De la main, Vincent Boillat désigne une vieille maison au bord de la route, dans le même corps de bâtiment, c’est la mère de la fromagerie actuelle. «Voici l’ancienne fromagerie, construite dans les années trente et qui a déjà subi plusieurs rénovations, la dernière en 2002, avec de nouvelles caves construites en 2014. Le bâtiment de la nouvelle fromagerie est un prolongement de l’ancienne, sur une parcelle de 1500 mètres carrés. Ce fut un gros défi et nous avons été bien soutenu par la Commune de Develier.»

La construction a pris deux ans et la production à proprement parler a débuté en novembre 2024. Pour la visite du 26 mars, tout est donc bien rôdé. On s’équipe avec des protège-chaussures et un bonnet de protection avant de visiter les installations qui permettent de traiter 3400 tonnes de lait par année dans deux cuves de 6600 litres. La production totale s’élève à 140 tonnes de Gruyère AOP traditionnel et 170 tonnes en bio.

La recette est éternelle. Le lait est directement coulé dans un cuve en cuivre, chauffé à 30°C, emprésuré, caillé puis décaillé, chauffé à 57° pour former le grain. Le tout est pompé et réparti dans les moules, puis pressé. Le robot de nettoyage s’appelle Placide!

La production actuelle se fait avec deux cuves via un système complexe de réchauffement et de refroidissement que l’on peut voir au sous-sol. Une troisième cuve pourrait être construite si les contingents sont attribués. L’emplacement est déjà fixé. Cela dit, avec ses 310 tonnes de Gruyère AOP, Develier restera un poids moyen par rapport à d’autres fromageries de la région. Celle de Courgenay (500 tonnes), celle de Noirmont (50 tonnes de Gruyère et 500 tonnes de Tête de Moine), celle de Saignelégier (1000 tonnes de Tête de Moine).

Jusqu’en 2024, le lait était acheté par la lucernoise Emmi. Puis, c’est la bâloise Miba société coopérative qui a repris la gestion de la fromagerie de Develier en créant une filiale, la Fromagerie Miba SA.

«L’idée du projet de développement régional (PDR) Créalait est de développer un outil indépendant au service des produits laitiers jurassiens, explique Olivier Boillat, nous voulons soutenir la production laitière dans le canton du Jura, optimiser de la valeur ajoutée sur place et au-delà, développer le savoir-faire régional en transformation laitière et structurer, dynamiser la filière laitière.»

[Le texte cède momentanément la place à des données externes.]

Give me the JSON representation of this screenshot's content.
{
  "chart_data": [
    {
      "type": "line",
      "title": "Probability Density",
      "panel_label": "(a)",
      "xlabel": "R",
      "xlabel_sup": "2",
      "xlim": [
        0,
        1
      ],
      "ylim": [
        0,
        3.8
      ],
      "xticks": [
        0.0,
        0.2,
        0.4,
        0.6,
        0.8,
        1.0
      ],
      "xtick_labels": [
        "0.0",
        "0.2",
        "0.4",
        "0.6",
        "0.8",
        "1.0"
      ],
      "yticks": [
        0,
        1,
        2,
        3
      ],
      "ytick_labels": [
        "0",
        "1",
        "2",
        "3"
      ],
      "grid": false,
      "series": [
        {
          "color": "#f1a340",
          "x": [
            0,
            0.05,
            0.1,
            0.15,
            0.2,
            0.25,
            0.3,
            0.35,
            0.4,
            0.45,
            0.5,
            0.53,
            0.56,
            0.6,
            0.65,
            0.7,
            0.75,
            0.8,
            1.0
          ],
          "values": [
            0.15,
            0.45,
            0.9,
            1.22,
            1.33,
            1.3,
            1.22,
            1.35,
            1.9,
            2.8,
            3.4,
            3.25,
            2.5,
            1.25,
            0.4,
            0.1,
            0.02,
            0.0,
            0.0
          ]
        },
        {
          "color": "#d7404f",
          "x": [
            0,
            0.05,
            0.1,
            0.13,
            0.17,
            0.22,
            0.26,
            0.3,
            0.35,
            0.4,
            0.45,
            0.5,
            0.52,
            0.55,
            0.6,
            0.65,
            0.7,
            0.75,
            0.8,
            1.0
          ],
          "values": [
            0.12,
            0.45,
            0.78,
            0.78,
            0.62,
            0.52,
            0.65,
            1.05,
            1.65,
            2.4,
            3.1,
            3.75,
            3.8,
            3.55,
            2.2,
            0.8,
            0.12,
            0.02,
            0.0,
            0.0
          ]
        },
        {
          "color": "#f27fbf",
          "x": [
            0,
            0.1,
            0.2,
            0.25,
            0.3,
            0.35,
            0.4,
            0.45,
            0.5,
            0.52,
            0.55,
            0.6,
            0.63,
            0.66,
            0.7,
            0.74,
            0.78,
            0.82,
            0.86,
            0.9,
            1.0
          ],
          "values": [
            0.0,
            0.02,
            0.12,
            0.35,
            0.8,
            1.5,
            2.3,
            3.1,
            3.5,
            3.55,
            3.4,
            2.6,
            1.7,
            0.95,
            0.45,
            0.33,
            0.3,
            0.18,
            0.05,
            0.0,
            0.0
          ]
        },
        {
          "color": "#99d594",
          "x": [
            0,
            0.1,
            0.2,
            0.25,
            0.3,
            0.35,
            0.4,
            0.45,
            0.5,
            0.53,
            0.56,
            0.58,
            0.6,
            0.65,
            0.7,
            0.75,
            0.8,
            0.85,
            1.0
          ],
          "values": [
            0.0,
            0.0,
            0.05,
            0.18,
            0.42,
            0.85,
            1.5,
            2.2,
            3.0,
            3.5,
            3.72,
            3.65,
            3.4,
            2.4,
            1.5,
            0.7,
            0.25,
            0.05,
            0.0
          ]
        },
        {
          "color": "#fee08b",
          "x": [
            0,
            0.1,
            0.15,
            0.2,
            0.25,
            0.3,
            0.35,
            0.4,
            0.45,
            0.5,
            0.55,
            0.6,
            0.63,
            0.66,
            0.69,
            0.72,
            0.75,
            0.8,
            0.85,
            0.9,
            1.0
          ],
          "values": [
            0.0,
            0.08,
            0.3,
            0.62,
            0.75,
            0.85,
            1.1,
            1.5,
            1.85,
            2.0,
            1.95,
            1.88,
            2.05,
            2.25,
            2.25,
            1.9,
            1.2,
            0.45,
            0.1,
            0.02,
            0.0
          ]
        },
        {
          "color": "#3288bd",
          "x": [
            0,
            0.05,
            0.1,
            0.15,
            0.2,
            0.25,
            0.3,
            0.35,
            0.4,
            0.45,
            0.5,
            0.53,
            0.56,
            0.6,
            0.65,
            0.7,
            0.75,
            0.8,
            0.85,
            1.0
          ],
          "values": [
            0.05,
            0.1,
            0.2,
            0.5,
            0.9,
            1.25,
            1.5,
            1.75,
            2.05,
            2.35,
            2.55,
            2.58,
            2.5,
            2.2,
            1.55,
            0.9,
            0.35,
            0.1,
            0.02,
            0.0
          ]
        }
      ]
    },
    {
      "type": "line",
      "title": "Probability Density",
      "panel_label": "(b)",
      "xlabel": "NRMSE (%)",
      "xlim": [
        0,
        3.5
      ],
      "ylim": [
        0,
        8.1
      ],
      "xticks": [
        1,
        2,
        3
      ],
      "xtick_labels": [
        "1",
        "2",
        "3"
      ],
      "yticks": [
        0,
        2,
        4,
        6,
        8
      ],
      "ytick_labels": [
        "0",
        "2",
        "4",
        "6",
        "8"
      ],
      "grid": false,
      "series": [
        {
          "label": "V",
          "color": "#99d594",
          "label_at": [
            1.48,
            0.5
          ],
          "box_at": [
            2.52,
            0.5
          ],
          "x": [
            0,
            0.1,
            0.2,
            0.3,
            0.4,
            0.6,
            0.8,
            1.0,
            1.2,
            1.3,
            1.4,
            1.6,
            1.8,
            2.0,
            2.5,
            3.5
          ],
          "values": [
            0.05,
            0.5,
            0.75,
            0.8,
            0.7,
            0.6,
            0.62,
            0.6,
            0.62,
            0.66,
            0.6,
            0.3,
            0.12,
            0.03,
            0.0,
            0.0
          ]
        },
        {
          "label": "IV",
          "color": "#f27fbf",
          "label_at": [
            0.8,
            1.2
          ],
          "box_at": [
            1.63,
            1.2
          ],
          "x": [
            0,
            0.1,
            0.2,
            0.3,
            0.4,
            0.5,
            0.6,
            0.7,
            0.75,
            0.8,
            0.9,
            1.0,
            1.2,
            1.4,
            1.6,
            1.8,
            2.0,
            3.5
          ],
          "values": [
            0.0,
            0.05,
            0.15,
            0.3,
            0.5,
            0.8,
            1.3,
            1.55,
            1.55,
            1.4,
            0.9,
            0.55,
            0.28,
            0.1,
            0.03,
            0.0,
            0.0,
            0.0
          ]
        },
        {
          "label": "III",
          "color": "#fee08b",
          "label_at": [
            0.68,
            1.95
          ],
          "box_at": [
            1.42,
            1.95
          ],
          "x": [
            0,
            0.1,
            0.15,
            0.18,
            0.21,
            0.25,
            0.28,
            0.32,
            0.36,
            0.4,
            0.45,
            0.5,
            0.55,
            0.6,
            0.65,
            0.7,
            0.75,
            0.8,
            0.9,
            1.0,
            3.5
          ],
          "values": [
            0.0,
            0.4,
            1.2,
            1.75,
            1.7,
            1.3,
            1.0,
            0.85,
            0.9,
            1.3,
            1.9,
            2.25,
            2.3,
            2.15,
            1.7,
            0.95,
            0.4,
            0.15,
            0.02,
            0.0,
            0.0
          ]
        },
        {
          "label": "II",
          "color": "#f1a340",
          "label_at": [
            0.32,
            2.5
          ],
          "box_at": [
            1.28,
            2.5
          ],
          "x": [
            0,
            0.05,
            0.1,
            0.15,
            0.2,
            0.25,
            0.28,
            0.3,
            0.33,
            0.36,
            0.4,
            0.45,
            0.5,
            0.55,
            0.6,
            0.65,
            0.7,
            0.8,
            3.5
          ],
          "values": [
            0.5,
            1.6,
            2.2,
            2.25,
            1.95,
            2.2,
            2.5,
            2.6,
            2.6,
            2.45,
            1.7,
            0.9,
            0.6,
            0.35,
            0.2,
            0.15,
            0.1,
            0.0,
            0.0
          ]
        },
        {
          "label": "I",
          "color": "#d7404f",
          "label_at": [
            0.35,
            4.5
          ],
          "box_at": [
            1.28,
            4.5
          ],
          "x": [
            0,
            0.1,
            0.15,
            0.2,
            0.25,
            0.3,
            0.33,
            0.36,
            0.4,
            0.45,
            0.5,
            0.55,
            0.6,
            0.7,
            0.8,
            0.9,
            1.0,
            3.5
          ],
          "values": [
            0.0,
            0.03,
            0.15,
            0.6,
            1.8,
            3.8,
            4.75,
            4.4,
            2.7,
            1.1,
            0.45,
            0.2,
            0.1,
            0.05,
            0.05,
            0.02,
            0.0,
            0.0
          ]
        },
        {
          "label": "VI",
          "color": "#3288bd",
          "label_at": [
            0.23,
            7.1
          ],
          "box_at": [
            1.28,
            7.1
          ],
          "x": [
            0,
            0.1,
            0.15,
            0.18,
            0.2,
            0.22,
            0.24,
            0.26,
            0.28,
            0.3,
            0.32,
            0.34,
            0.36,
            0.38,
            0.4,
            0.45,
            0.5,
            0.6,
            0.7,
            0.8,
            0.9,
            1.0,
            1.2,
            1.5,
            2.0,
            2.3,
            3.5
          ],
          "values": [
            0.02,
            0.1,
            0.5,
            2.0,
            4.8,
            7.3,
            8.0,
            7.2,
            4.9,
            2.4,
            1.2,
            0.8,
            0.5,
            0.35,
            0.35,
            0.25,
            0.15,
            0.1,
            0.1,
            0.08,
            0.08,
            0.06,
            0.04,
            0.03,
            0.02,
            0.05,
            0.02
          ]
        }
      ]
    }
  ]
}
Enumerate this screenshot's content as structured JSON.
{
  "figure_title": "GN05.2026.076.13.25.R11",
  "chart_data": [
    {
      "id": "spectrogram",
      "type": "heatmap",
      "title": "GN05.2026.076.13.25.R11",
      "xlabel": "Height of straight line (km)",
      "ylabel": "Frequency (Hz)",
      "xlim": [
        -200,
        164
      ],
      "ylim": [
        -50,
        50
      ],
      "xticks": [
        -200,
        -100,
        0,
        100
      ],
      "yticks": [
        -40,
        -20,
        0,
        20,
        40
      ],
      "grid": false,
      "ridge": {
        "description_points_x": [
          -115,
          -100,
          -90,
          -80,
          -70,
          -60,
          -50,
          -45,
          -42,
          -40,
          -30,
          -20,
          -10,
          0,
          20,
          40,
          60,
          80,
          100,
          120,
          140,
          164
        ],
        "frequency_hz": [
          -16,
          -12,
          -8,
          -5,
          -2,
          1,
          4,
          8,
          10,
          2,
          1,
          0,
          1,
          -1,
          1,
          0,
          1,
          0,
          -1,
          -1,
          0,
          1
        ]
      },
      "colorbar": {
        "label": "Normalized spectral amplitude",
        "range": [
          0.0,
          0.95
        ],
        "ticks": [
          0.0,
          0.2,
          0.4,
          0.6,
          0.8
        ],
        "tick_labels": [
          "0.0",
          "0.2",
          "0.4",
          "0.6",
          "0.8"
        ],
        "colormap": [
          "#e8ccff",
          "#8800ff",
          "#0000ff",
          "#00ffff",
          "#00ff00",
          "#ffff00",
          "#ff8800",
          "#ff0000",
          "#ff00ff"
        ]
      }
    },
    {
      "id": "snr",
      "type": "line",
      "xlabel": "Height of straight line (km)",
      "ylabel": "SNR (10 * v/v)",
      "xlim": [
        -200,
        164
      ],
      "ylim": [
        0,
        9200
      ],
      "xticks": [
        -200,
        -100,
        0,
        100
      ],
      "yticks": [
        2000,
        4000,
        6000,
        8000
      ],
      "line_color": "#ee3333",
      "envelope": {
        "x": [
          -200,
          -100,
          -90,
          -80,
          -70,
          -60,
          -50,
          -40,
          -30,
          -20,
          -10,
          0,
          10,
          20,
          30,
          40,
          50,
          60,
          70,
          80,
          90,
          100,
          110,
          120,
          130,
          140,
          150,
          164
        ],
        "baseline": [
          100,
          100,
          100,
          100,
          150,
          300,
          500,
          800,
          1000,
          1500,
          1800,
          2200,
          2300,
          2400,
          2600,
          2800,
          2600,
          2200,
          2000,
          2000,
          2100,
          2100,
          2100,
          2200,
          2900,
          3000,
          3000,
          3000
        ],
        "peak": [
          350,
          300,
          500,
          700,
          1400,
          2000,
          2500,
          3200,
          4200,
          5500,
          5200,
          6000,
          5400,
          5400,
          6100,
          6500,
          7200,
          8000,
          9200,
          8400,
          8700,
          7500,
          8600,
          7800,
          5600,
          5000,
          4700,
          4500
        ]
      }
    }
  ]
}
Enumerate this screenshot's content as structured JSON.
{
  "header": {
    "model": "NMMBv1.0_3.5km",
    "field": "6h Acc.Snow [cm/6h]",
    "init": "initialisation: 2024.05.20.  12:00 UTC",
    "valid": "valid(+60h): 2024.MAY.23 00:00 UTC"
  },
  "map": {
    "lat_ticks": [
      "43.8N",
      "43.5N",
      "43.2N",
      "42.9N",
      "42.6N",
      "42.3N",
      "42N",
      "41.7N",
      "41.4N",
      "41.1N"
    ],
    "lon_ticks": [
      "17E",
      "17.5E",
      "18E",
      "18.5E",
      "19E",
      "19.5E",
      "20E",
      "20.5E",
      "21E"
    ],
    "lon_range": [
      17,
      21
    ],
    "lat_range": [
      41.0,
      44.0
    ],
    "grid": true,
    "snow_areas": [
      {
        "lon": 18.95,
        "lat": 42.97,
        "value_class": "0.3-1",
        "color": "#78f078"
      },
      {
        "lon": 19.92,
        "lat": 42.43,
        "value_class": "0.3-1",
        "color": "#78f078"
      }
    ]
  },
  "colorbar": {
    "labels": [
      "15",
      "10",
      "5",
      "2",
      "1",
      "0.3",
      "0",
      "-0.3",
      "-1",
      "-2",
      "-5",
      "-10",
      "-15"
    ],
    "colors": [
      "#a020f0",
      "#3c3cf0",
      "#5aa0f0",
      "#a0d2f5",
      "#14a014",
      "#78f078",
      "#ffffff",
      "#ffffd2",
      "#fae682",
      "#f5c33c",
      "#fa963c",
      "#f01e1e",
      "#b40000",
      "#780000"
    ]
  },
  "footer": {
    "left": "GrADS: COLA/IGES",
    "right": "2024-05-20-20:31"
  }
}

Les premiers résultats sont là: selon les calculs effectués sur place par les responsables, le taux de transformation du lait produit dans le canton du Jura était de 28% en 2021. Selon les derniers chiffres, il est passé à 32% actuellement.

En plus de la nouvelle fromagerie, Créalait a d’autres projets, comme la création d’une plateforme logistique et d’un centre pour les produits labellisés. Le développement de trois fromageries fermières et de nouveaux produits. Deux séchoirs en grange (sur dix prévus) ont déjà été installés pour adapter la production de foin. Au plan marketing, l’association a mis en place une stratégie de promotion et de vente, lancé des magasins de producteurs locaux et même une série d’offres touristiques autour du lait. Les petits magasins de village sont destinés à la population locale dans un segment de consommation courante et des prix accessibles. Le lancement d’un magasin suprarégional des produits laitiers est prévu à Courtételle.

Sur la table, des petits tabliers pour enfants sur le thème du corbeau et du renard de La Fontaine. Avec les journées portes ouvertes, c’est surtout l’envie d’attirer un public de familles et de jeunes pour montrer la beauté de nos métiers. «Nous visons les jeunes, car nous voulons susciter des vocations pour dynamiser la relève. Cette fromagerie est pensée pour les prochaines générations et le cadre de travail est fantastique», sourit Vincent Boillat. Les 5 et 6 avril (cette édition a été bouclée le 2 avril déjà), des ateliers sont organisés pour montrer comment se fabriquent le fromage et le beurre dans ses jolis moules en bois. Il y a aussi des concours pour les écoles, des expositions et de quoi se restaurer!